IL
DOJO
La Scuola non ha fini di lucro o di violenza; chiunque, a luogo e tempo indeterminato, ne facesse gioco o uso errato, verrebbe severamente punito a tutti i livelli, da ciò che lui stesso o il Maestro per lui, ha liberato in se.
Chiunque fa parte di questa Scuola, è sicuramente degno di portare la cintura del chimono, è cosa grave quindi se il Maestro la fa smettere, a chi, sebbene momentaneamente, ha perso la giusta strada.
Il Maestro non insegna lo Zen, ma aiuta i suoi allievi a trovarne la via, è quindi grande offesa al Maestro e alla Scuola stessa, quando l'allievo, nell'ipocrisia dice quello che vuole pensare anzichè quello che sente serenamente, giacchè pensare è volere e niente di ciò che si vuole in questo modo, appartiene alla via dello Zen, soltanto l'umiltà e il non considerare, sono le doti principali di chi, in questa Scuola, si uccide per essere assolutamente vivo.

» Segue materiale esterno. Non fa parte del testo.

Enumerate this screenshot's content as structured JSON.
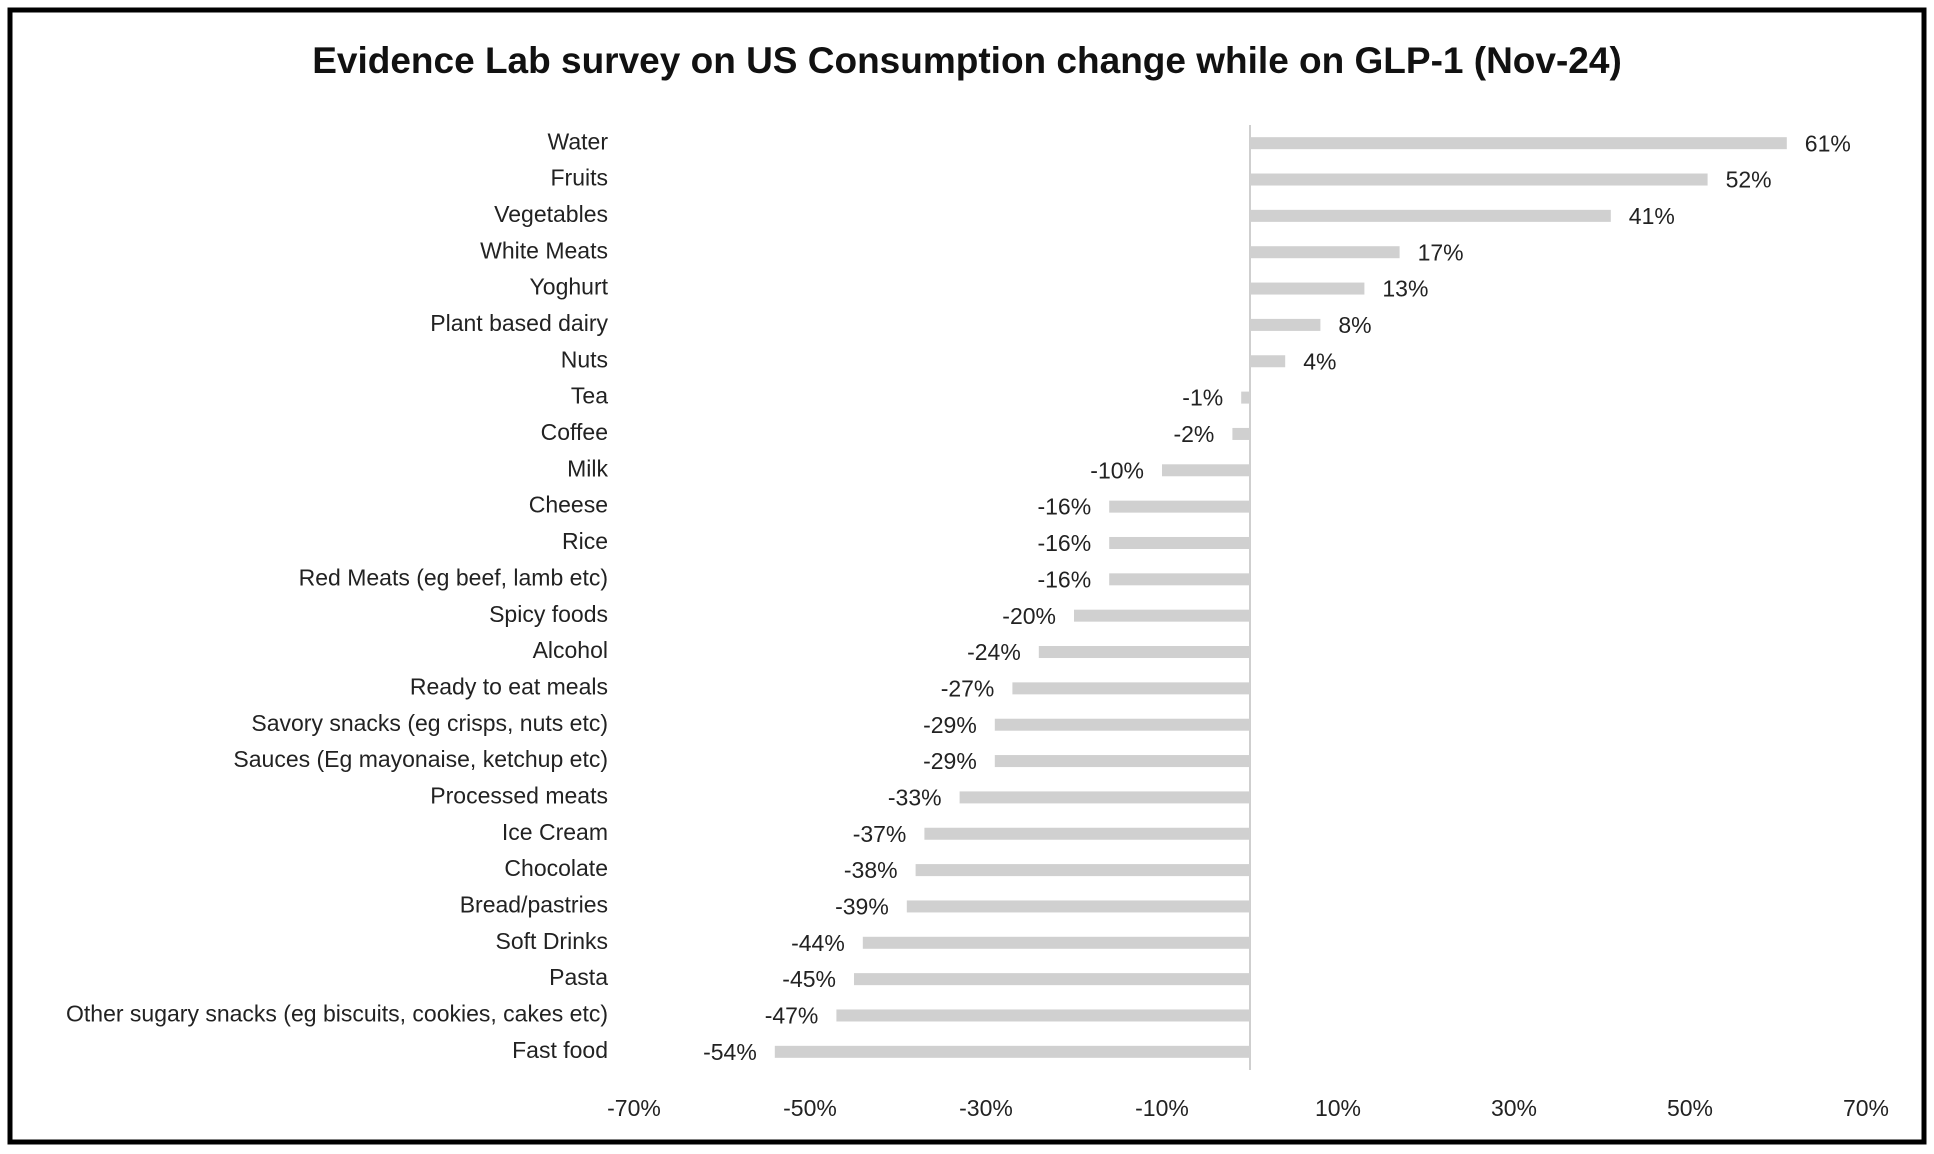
{
  "chart_data": {
    "type": "bar",
    "orientation": "horizontal",
    "title": "Evidence Lab survey on US Consumption change while on GLP-1 (Nov-24)",
    "categories": [
      "Water",
      "Fruits",
      "Vegetables",
      "White Meats",
      "Yoghurt",
      "Plant based dairy",
      "Nuts",
      "Tea",
      "Coffee",
      "Milk",
      "Cheese",
      "Rice",
      "Red Meats (eg beef, lamb etc)",
      "Spicy foods",
      "Alcohol",
      "Ready to eat meals",
      "Savory snacks (eg crisps, nuts etc)",
      "Sauces (Eg mayonaise, ketchup etc)",
      "Processed meats",
      "Ice Cream",
      "Chocolate",
      "Bread/pastries",
      "Soft Drinks",
      "Pasta",
      "Other sugary snacks (eg biscuits, cookies, cakes etc)",
      "Fast food"
    ],
    "values": [
      61,
      52,
      41,
      17,
      13,
      8,
      4,
      -1,
      -2,
      -10,
      -16,
      -16,
      -16,
      -20,
      -24,
      -27,
      -29,
      -29,
      -33,
      -37,
      -38,
      -39,
      -44,
      -45,
      -47,
      -54
    ],
    "value_labels": [
      "61%",
      "52%",
      "41%",
      "17%",
      "13%",
      "8%",
      "4%",
      "-1%",
      "-2%",
      "-10%",
      "-16%",
      "-16%",
      "-16%",
      "-20%",
      "-24%",
      "-27%",
      "-29%",
      "-29%",
      "-33%",
      "-37%",
      "-38%",
      "-39%",
      "-44%",
      "-45%",
      "-47%",
      "-54%"
    ],
    "color": "#d0d0d0",
    "xlim": [
      -70,
      70
    ],
    "xticks": [
      {
        "value": -70,
        "label": "-70%"
      },
      {
        "value": -50,
        "label": "-50%"
      },
      {
        "value": -30,
        "label": "-30%"
      },
      {
        "value": -10,
        "label": "-10%"
      },
      {
        "value": 10,
        "label": "10%"
      },
      {
        "value": 30,
        "label": "30%"
      },
      {
        "value": 50,
        "label": "50%"
      },
      {
        "value": 70,
        "label": "70%"
      }
    ],
    "grid": false
  }
}
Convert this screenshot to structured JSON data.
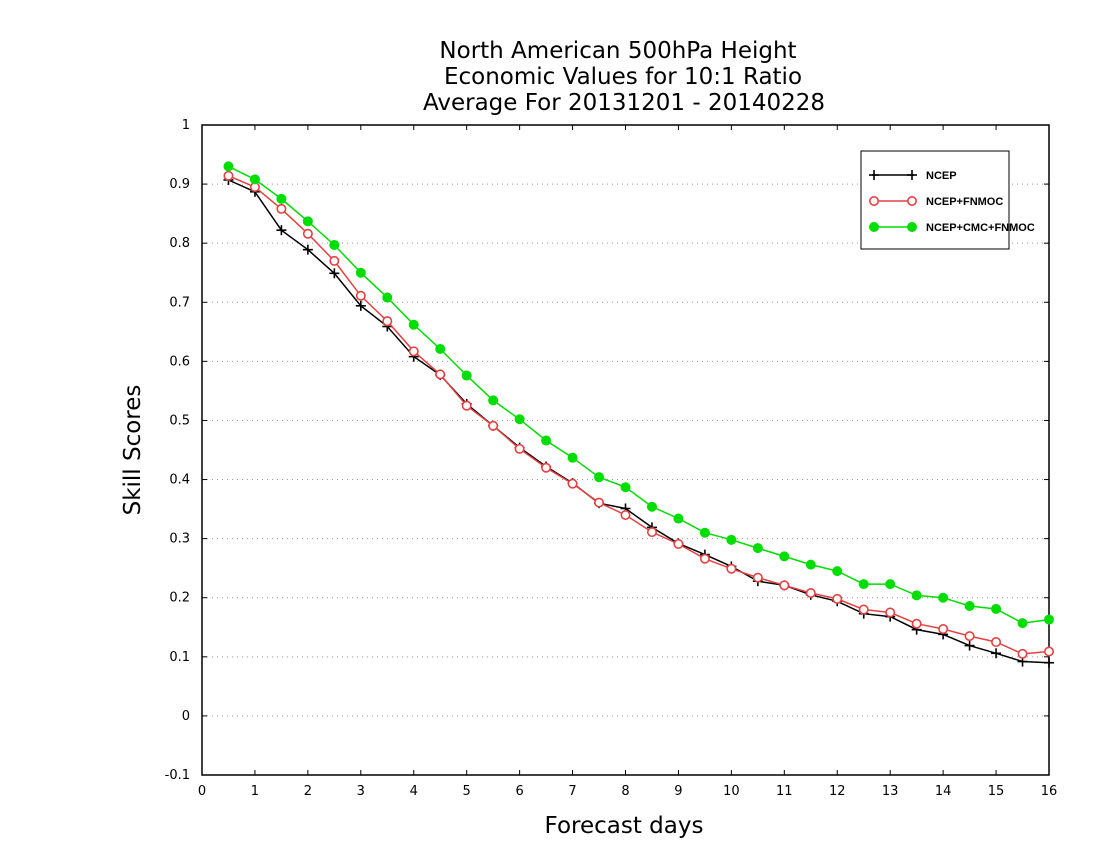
{
  "chart_data": {
    "type": "line",
    "title": [
      "North American 500hPa Height",
      "Economic Values for 10:1 Ratio",
      "Average For 20131201 - 20140228"
    ],
    "xlabel": "Forecast days",
    "ylabel": "Skill Scores",
    "xlim": [
      0,
      16
    ],
    "ylim": [
      -0.1,
      1
    ],
    "xticks": [
      "0",
      "1",
      "2",
      "3",
      "4",
      "5",
      "6",
      "7",
      "8",
      "9",
      "10",
      "11",
      "12",
      "13",
      "14",
      "15",
      "16"
    ],
    "yticks": [
      "-0.1",
      "0",
      "0.1",
      "0.2",
      "0.3",
      "0.4",
      "0.5",
      "0.6",
      "0.7",
      "0.8",
      "0.9",
      "1"
    ],
    "grid": "horizontal dotted",
    "legend_position": "top-right",
    "x": [
      0.5,
      1,
      1.5,
      2,
      2.5,
      3,
      3.5,
      4,
      4.5,
      5,
      5.5,
      6,
      6.5,
      7,
      7.5,
      8,
      8.5,
      9,
      9.5,
      10,
      10.5,
      11,
      11.5,
      12,
      12.5,
      13,
      13.5,
      14,
      14.5,
      15,
      15.5,
      16
    ],
    "series": [
      {
        "name": "NCEP",
        "color": "#000000",
        "marker": "plus",
        "values": [
          0.907,
          0.887,
          0.822,
          0.789,
          0.749,
          0.694,
          0.659,
          0.608,
          0.577,
          0.528,
          0.491,
          0.454,
          0.422,
          0.394,
          0.36,
          0.351,
          0.319,
          0.292,
          0.273,
          0.253,
          0.228,
          0.221,
          0.205,
          0.194,
          0.173,
          0.168,
          0.146,
          0.138,
          0.119,
          0.106,
          0.092,
          0.09
        ]
      },
      {
        "name": "NCEP+FNMOC",
        "color": "#e84040",
        "marker": "open-circle",
        "values": [
          0.914,
          0.895,
          0.858,
          0.816,
          0.77,
          0.711,
          0.668,
          0.617,
          0.578,
          0.525,
          0.491,
          0.452,
          0.42,
          0.393,
          0.361,
          0.34,
          0.311,
          0.291,
          0.266,
          0.249,
          0.234,
          0.221,
          0.208,
          0.198,
          0.18,
          0.175,
          0.156,
          0.147,
          0.135,
          0.125,
          0.105,
          0.109
        ]
      },
      {
        "name": "NCEP+CMC+FNMOC",
        "color": "#00dd00",
        "marker": "filled-circle",
        "values": [
          0.93,
          0.908,
          0.875,
          0.837,
          0.797,
          0.75,
          0.708,
          0.662,
          0.621,
          0.576,
          0.534,
          0.502,
          0.466,
          0.437,
          0.404,
          0.387,
          0.354,
          0.334,
          0.31,
          0.298,
          0.284,
          0.27,
          0.256,
          0.245,
          0.223,
          0.223,
          0.204,
          0.2,
          0.186,
          0.181,
          0.157,
          0.163
        ]
      }
    ]
  }
}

In questa luce, il Maestro ha potenzialmente nelle sue mani, la paura, l'istinto e la vita dei suoi allievi, della quale egli può disporre a suo giudizio, per questo è necessaria da parte di questi, una fiducia illimitata nel loro Maestro, affinchè essi possano dare se stessi ad ogni costo e quindi respirare sereni nella non comprensione, senza essere spinti continuamente a misurare tutto ciò che succede loro intorno.
E' buona regola quindi, non meravigliarsi se il Maestro o la Scuola appaiono a volte incomprensibili, essi devono portare gli allievi ad aprire una porta che non esiste, eppure questa è.